Like I said, Canada seems "poised to be quietly just doing the right thing." May the force be with them…
  1.  
    June 17, 2014 | 7:15 PM
     

    Any amount of this would be a step in the right direction!

    I like the part about taking action “…without first entertaining representations from the manufacturer” — why waste time listening to those lying liars lying yet again?

  2.  
    Steve Lucas
    June 18, 2014 | 3:32 PM
     

    We must remember that with a single payer system the Canadian’s are in a much better position to enforce such changes. They can request drug information with the full knowledge that this represents sales to the nation, not just a specialty.

    A HPV vaccination or hep C testing mandate impacts the entire country, while here in the US doctors may have more flexibility in the way they practice medicine. We often find doctors continuing to prescribe questionable medications long after serious questions have been raised concerning effectiveness or safety.

    The Canadians have the right idea, how do we transfer this concept of national practice standards while still allowing doctors the flexibility they need. We have seen the resistance to Choosing Wisely, and that is still a work in progress.

    Steve Lucas

  3.  
    June 18, 2014 | 8:40 PM
     

    What is the resistance to Choosing Wisely? Have there been reports on this?

  4.  
    berit bryn jensen
    June 19, 2014 | 5:16 AM
     

    Thank you, again, for providing valuable information that can be put to good use in another single-payer health care system. Norway is a good market, expensive medications are on “blue” prescription, meaning free of charge, so the industrial interests are well taken care of in the false, but prevalent belief, that that they mostly do more good than harm. Canada is setting an example to follow, from the tragedy of a young girl and her family. There is much to learn from Terence Young. He has used his position wisely. Other parents can too, albeit few of us are parlamentarians, thanks to the always ongoing struggle for democracy and human rights. Truthful information about safety issues and adverse effects of medications is a human right.

  5.  
    Steve Lucas
    June 19, 2014 | 6:35 AM
     

    Choosing Wisely is facing opposition on a number of fronts, as shown by this link:

    http://blog.abimfoundation.org/malpractice-and-choosing-wisely-lessons-from-my-hometown/

    The old monster under the bed of liability and malpractice is being used as an excuse to stifle this concept. My understanding is that very few doctors are sued, fewer still go to court, and the majority of those suing are sadly Medicaid patients. This has not stopped the CYA nature of many medical practices ordering any and all test available. We also have to consider the financial incentives for hospitals to order excessive test due to having a captive patient and equipment that must be maximized to produce a profit.

    With limited uses this has not stopped the explosion of gamma knife surgical suites or the use of robotic surgery where not indicated, but at increased cost.

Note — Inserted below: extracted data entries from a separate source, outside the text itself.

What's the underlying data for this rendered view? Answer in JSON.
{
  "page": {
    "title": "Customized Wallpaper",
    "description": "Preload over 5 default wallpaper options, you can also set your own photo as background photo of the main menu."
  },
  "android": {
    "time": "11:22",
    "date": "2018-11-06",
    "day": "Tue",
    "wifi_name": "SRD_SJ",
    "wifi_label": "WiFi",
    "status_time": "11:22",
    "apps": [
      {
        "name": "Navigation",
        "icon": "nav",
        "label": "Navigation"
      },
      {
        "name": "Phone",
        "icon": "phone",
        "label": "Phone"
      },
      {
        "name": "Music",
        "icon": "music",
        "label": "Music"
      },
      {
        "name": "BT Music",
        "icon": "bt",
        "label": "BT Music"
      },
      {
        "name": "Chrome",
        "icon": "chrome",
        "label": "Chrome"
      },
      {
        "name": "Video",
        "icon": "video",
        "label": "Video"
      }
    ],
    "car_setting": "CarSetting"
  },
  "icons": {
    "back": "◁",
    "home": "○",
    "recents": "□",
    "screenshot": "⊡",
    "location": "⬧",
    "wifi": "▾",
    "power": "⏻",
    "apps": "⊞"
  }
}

    On a personal note I had a doctor tell me after asking if he used any electronic or web based information in his practice: “You get what you pay for and I rely on drug reps and journal articles.” Things went down hill after that, due in part to the staff telling a drug rep a lunch she had brought for the doctor was used to help a diabetic patient in distress and her only comment was; “Did the doctor get a lunch?”

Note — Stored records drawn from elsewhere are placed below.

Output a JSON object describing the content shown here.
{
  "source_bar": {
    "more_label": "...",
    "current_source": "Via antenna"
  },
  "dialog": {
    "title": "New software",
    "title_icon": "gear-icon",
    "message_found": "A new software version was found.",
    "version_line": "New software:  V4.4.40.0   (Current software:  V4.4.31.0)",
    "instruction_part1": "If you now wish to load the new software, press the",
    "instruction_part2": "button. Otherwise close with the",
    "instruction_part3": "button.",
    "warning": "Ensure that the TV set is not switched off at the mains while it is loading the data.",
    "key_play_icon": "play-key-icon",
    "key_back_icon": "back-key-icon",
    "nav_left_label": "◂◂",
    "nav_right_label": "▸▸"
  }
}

    The specialty societies with smaller numbers and less financial stress have embraced this model to a great extent than the general practitioner who has turned the practice of medicine into a check the box, order as many test as possible, and hope these fishing expeditions pay off in some condition that will generate a 90 day or less office visit.

    We as patients have along way to go in trusting our doctors to act in our best interest or at least discuss medical options. Doctors who see 100 patients in a ten hour day, or have their elderly patients on two week schedules are not talking medical options. One doctor told me bluntly that they make my medical decisions and when I had a MD I could ask a question.